This started with a youtube video where Joanne Chang of Flour bakery was giving a talk to the Harvard students on the culinary Art of Bakery.
Joanne Chang at Harvard
While watching this, my fascination instantly peaked at leavening or causing the dough or bread to rise by adding a leavening agent like yeast or other ingredients such as emulsifiers, etc. Yeast is a single cellular organism that absorbs or eats the sugar in the mixer and releases c02 as a result. So the air holes you find in bread, for example, is just your bread farting while its baking...
At the end of her talk a student asked how the recopies could be modified to make a vegan version....and from this my latent culinary powers awoke.
I started a pizza experiment to test it out and see what I can learn from this - of baking and see if I could not learn something from the experience..
Exhibit 1 - My first pizza
This pizza had too much yeast, flour and quantity. The dough turned out too thick. Too much cheese and dough. The dough rose too fast and spilled - or over- leavened. I read somewhere that Italian pizza have 00 flour so I tracked that down.
Exhibit 2 - second try
This version came with a better vegetable spread.
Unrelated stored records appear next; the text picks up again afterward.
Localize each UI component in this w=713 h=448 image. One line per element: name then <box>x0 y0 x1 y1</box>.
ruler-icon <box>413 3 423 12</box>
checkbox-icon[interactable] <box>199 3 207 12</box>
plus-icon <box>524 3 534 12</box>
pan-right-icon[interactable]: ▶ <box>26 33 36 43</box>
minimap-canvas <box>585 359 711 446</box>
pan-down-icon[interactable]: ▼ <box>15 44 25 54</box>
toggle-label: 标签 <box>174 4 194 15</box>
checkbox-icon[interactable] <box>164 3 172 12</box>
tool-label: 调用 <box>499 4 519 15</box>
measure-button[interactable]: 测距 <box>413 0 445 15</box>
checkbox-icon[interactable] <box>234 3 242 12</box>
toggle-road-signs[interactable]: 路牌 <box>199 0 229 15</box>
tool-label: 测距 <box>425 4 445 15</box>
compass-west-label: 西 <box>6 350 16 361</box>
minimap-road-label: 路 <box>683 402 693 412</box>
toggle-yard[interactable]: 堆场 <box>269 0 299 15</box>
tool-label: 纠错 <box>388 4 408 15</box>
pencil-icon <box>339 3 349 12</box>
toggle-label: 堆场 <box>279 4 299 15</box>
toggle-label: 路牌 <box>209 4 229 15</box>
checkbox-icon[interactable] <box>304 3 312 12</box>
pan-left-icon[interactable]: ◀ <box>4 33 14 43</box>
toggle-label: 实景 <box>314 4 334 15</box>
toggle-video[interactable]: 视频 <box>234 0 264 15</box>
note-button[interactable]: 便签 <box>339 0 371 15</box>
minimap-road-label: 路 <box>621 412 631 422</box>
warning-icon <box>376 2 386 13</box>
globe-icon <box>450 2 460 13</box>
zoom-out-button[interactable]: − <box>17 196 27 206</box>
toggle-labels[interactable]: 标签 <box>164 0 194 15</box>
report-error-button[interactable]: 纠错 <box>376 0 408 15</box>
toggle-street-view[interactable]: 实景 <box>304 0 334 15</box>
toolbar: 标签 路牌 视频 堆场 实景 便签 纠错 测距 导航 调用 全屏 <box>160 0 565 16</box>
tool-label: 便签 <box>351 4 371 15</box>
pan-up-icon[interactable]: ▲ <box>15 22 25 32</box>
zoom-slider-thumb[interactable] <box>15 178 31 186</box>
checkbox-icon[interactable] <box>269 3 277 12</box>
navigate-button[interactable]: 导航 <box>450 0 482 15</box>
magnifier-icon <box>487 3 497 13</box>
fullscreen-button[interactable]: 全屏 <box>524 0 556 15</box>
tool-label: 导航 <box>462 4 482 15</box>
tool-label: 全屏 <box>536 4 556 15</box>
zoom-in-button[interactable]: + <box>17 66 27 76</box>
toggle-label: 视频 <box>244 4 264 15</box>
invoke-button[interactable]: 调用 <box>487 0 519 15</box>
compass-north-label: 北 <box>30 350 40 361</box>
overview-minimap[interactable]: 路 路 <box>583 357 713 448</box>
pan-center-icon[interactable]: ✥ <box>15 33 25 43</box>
I noticed the daiya cheese spread didn't exactly work out well, it creates these thin strips of cheese that don't exactly melt.
Exhibit 3 - Mangos and Pineapples
I made this fruity version to sort of change ingredients and to see what a "sweet one" would taste like. It was horrible...tasted sour and like acidic...As you can see, I don't relish using tomato sauce..Also, I haven't yet bought this '00' flour from Italy which i am told is an important ingredient.
Exhibit 4 - Veggies
Tadaaah!...This one speaks for itself.
Exhibit 5 - Tomato
Tasted kind of Dough-ey....Didn't bake long enough. But I made thinner pizza doughs.